BAMTech – the creator of MLB.tv
Last December, Riot announced plans to stream its massively popular esports leagues. The plan included BAMTech and a $300 million deal. BAMTech, a powerhouse that created the popular MLB.tv, was a clear choice for the League of Legends developer.
An additional draw to the whole endeavor is that it should come with no cost to viewers.
“We first and foremost believe in making sure that the content is in places where the fans want to watch it, so that will continue to be the case,” said Riot Games’ co-head of esports, Jarred Kennedy, back in December. “We believe in making content freely available, and it will continue to be freely available into the future. We have no plans to change that.”
For now, streaming platforms in esports have foregone paid subscription models. But whether Disney’s business model will be in line with this strategy is yet to be seen.

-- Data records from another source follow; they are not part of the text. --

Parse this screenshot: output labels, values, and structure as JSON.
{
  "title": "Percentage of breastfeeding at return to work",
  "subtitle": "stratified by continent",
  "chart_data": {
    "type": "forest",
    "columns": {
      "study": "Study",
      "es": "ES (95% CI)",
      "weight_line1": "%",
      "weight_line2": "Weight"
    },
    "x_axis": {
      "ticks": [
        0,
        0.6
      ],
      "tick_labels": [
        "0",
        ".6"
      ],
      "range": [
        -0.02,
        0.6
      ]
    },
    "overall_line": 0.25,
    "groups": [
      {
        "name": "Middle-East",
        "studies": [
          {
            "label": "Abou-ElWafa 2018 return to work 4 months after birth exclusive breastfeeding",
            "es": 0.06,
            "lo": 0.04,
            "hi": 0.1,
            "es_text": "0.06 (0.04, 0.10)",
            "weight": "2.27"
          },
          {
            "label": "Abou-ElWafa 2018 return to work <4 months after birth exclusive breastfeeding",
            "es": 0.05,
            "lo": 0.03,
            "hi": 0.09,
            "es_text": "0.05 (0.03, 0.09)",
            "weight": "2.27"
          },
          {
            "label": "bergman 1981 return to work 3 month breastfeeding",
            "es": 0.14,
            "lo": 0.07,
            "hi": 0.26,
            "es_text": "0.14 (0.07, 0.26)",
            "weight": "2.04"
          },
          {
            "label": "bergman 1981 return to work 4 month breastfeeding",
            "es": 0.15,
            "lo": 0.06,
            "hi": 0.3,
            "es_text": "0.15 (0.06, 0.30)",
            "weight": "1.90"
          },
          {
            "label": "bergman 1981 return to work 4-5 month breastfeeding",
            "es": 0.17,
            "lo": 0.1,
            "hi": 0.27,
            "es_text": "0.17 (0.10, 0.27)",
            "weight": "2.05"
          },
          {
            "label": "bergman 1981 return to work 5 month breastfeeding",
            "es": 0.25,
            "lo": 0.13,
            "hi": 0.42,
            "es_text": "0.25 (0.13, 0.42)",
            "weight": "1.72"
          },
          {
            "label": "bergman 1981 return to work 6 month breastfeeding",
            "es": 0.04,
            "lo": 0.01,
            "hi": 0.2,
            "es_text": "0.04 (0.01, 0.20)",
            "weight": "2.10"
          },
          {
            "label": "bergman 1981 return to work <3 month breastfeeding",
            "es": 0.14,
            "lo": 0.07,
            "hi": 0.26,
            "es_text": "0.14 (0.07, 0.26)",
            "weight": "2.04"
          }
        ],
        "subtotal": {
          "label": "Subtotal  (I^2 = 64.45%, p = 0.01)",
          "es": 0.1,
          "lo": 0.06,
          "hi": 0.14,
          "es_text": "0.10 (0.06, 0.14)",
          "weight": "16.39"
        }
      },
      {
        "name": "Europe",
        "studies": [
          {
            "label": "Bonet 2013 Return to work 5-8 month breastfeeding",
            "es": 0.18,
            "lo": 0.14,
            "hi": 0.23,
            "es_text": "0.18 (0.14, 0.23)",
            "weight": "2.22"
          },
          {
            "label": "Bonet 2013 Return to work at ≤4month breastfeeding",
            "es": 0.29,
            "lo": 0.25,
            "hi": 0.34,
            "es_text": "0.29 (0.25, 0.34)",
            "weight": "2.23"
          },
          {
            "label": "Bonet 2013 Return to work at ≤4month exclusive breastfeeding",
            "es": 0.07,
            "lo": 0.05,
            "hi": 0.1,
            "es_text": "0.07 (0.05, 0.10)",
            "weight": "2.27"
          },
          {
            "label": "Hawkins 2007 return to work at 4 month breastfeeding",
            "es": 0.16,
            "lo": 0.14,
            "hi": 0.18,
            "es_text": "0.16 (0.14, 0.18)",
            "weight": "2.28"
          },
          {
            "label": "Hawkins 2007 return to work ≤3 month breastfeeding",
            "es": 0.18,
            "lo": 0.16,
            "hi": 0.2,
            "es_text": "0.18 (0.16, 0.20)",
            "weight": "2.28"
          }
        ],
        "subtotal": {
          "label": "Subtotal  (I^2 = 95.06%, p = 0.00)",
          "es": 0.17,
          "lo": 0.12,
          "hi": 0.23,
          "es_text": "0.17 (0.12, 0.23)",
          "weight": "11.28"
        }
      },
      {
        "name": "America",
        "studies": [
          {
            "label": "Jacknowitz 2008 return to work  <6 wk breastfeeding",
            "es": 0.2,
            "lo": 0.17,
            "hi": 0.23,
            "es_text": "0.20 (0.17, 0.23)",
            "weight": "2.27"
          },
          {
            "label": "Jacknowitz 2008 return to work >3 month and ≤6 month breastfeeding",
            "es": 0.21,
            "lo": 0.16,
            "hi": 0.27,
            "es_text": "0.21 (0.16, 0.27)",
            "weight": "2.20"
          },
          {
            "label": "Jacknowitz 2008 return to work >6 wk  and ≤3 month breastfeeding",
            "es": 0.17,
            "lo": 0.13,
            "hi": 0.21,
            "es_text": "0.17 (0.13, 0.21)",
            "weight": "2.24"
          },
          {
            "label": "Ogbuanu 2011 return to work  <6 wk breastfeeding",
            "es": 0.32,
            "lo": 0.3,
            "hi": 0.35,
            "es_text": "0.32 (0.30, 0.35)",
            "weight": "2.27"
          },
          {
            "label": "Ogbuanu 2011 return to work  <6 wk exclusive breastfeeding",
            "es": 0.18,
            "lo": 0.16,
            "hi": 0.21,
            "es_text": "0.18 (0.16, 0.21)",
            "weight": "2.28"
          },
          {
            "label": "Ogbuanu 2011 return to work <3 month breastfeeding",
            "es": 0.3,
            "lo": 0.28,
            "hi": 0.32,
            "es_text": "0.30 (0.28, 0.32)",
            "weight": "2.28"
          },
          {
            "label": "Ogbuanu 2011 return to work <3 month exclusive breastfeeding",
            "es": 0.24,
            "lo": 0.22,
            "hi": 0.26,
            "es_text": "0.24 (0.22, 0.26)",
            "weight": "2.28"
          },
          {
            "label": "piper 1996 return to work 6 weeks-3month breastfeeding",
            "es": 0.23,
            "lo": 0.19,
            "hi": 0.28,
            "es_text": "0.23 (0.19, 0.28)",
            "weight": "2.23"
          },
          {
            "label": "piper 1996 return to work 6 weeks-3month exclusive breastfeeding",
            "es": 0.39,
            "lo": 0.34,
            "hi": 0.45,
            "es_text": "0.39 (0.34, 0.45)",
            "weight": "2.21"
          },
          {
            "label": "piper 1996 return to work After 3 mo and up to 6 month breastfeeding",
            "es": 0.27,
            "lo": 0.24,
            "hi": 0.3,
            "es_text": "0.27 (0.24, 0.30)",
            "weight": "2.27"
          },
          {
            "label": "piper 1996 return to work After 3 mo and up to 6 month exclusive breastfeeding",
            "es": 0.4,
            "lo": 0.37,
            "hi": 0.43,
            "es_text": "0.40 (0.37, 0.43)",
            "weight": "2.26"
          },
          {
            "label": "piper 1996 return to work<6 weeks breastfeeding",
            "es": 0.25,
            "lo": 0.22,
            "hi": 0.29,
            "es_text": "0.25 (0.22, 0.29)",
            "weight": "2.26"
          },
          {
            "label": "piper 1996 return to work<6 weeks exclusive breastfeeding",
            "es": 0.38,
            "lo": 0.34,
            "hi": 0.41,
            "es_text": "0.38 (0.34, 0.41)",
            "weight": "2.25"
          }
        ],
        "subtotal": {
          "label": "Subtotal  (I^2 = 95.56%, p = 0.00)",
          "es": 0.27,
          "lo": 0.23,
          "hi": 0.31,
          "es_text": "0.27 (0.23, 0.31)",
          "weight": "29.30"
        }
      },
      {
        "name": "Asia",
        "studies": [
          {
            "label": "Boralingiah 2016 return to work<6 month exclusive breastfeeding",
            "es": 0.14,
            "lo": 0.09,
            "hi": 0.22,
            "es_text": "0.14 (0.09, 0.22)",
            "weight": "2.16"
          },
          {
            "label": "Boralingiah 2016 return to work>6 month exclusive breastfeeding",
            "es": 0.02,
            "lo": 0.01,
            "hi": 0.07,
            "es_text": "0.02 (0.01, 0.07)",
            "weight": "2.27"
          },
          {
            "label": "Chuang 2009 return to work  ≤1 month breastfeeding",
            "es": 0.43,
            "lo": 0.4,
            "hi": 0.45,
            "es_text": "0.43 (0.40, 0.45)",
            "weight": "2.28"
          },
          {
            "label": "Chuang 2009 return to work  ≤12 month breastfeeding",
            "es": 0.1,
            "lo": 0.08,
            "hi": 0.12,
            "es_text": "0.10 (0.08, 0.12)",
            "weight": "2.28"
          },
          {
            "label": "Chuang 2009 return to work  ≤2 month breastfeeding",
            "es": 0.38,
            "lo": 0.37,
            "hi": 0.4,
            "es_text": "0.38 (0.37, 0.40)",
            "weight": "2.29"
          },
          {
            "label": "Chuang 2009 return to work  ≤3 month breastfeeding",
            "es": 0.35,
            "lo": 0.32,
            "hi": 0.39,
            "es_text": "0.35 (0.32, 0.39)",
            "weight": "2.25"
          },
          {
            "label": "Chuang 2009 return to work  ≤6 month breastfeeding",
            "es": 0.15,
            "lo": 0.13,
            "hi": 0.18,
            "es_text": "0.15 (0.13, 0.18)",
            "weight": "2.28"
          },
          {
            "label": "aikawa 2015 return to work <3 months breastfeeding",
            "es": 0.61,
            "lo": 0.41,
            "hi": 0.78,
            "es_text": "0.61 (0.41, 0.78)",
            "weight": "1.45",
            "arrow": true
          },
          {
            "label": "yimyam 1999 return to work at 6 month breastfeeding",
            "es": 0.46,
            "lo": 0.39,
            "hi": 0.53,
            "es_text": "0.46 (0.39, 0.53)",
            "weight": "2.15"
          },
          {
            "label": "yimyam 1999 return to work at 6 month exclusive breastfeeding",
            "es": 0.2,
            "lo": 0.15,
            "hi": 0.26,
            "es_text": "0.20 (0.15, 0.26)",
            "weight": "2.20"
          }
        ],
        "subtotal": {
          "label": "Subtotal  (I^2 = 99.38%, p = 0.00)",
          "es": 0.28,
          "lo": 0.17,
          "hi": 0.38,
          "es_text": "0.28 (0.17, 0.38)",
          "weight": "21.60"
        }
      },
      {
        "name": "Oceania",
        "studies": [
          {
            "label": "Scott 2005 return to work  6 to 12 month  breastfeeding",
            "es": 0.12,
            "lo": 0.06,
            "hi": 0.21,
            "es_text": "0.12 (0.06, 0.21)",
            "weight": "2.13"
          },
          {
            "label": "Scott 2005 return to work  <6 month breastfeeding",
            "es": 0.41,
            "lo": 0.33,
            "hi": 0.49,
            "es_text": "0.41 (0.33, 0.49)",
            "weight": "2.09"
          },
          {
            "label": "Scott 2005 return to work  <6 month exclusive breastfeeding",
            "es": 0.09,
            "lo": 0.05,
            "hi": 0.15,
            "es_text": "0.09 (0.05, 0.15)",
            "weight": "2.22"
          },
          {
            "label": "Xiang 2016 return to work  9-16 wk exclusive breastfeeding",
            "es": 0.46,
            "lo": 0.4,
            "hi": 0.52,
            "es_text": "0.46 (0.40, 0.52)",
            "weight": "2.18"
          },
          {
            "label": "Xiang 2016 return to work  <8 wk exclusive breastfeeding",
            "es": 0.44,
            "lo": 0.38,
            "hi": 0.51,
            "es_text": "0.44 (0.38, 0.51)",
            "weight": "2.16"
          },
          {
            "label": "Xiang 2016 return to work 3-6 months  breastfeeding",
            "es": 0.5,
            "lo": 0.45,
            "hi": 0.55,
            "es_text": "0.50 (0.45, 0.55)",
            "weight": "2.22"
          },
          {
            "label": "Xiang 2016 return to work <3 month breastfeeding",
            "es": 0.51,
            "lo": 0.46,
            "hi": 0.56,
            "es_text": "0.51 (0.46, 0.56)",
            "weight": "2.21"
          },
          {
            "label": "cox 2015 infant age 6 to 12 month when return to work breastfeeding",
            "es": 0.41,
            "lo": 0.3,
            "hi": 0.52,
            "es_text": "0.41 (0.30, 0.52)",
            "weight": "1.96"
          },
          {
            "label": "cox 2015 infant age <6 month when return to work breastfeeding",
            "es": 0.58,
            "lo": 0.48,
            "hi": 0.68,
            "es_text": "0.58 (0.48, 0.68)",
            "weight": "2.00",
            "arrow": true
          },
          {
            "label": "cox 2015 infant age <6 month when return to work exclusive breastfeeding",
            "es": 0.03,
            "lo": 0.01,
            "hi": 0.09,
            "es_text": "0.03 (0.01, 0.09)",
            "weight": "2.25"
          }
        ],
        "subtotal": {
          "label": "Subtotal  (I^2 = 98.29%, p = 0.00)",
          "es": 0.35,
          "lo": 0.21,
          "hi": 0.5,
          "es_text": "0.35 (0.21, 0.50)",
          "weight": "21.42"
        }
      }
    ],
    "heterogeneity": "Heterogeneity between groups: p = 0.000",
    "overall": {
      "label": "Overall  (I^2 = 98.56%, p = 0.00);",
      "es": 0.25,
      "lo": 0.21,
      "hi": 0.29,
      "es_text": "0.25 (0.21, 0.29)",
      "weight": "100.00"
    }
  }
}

Moreover, Riot’s existing partnership with BAMTech could be altered if Disney decides to go down a different path. Whatever comes of it, the media giant surely won’t ignore the positive viewership trend in the esports industry.
Disney moving to its own platform
After 2019, Disney will not offer any new content on Netflix. Instead, the film studio plans to move its content to an exclusive platform. For this reason, the company acquired a majority stake in BAMTech in the amount of $1.5 billion.
“Today we announced a strategic shift in the way we distribute our content,” said Disney Chairman Robert A. Iger in a statement. “The media landscape is increasingly defined by direct relationships between content creators and consumers.”
Following flat revenue growth and a nine percent decline in profits for the most recent quarter, Disney sees the need to shift. The company recorded a 23 percent drop in cable revenue, which, according to a conference call, mainly came from higher programming costs, lower advertising revenue, and severance and contract termination costs.
A major share of the slide was attributable to ESPN, which is owned by Disney. The channel has been seeing customers drop their cable service for rival streaming services. This is another reason why investing in BAMTech could prove to be an excellent move.
According to industry experts, the BAMTech acquisition can help get ESPN back on track when it comes to sports broadcasting in the internet age.
Disney and esports
The recent BAMTech purchase isn’t directly linked to Disney dipping a toe into esports waters. That said, the company did launch an esports vertical last year. Since then, an increasing amount of esports content has made its way to mainstream TV.
On top of that, Disney recently partnered with ESL, one of the foundational organizations in esports.